15. The method of claim 14, wherein the identified one or more software components associated with the AI algorithm comprises at least one of: the input application, the input filter, the AI filter algorithm, the vulnerability filter, the weight changing AI algorithm, the weights used by the AI algorithm, the backpropagation AI algorithm, the fine-tuning AI algorithm, the training set filter, the obfuscator, the modification AI algorithm, the initial training set, the fine-tuning training set, a final training set, and a final fine tuning training set.
16. The method of claim 10, further comprising:
generating, for display, in a user interface, the identified one or more vulnerabilities, in the first software application and/or the identified one or more software components associated with the first software application.
17. The method of claim 16, wherein the identified one or more vulnerabilities, in the first software application and/or the identified one or more software components associated with the first software application can be individually selected by a user to view code associated with the identified one or more vulnerabilities, in the first software application and/or the identified one or more software components associated with the first software application.
18. The method of claim 10, wherein generating the current supply chain data comprises getting real-time supply chain data, getting internal non-real-time supply chain data, and getting external non-real-time supply chain data.
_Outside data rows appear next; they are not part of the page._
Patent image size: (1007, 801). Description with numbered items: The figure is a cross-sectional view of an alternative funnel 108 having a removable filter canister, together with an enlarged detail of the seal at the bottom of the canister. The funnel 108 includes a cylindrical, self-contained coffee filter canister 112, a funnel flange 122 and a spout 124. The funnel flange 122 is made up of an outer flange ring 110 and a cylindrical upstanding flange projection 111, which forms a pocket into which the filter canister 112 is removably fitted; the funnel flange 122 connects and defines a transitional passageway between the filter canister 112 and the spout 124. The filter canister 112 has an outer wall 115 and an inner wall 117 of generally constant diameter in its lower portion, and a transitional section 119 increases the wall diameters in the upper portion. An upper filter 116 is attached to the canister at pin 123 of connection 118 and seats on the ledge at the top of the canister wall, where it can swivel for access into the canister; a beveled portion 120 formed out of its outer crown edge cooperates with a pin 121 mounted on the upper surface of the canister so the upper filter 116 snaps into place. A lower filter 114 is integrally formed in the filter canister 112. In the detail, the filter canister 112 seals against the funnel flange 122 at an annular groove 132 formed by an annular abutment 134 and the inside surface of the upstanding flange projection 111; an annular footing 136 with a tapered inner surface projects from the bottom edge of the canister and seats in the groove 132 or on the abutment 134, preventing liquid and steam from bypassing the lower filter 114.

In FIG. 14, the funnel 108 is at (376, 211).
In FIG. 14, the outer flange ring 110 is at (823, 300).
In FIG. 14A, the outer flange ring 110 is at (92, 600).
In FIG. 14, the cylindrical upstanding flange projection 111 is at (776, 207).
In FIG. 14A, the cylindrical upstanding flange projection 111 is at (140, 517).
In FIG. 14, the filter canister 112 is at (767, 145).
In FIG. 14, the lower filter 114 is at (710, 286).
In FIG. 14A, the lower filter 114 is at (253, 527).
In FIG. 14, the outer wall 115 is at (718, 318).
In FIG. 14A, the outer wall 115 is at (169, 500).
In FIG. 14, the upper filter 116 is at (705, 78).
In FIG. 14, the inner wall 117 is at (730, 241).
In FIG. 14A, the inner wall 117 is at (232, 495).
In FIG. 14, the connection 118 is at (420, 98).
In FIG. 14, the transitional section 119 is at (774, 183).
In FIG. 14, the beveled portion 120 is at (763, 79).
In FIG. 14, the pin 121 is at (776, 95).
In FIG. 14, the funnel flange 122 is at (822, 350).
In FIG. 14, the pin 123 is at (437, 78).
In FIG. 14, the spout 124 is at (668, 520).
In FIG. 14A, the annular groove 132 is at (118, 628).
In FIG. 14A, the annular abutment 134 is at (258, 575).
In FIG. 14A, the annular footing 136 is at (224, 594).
19. A non-transient computer readable medium having stored thereon instructions that cause a processor to execute a method, the method comprising instructions to:
determine, in real-time, that a software application is one of: running, being loaded, being installed, or has been installed;
in response to determining, in real-time, that the software application is one of:
running, being loaded, being installed, or has been installed, identify one or more software components that are associated with the software application;
generate current supply chain data, wherein the current supply chain data is associated with the software application and the identified one or more software components associated with the software application; and
process the current supply chain data to identify one or more vulnerabilities in the software application and/or the identified one or more software components associated with the software application.
20. The non-transient computer readable medium of claim 19, wherein the software application is an Artificial Intelligence (AI) algorithm and wherein the current supply chain data comprises real-time supply chain data that comprises at least one of: AI algorithm input prompt data, real-time output data from the AI algorithm, real-time AI algorithm weight data, and real-time prompt filter data.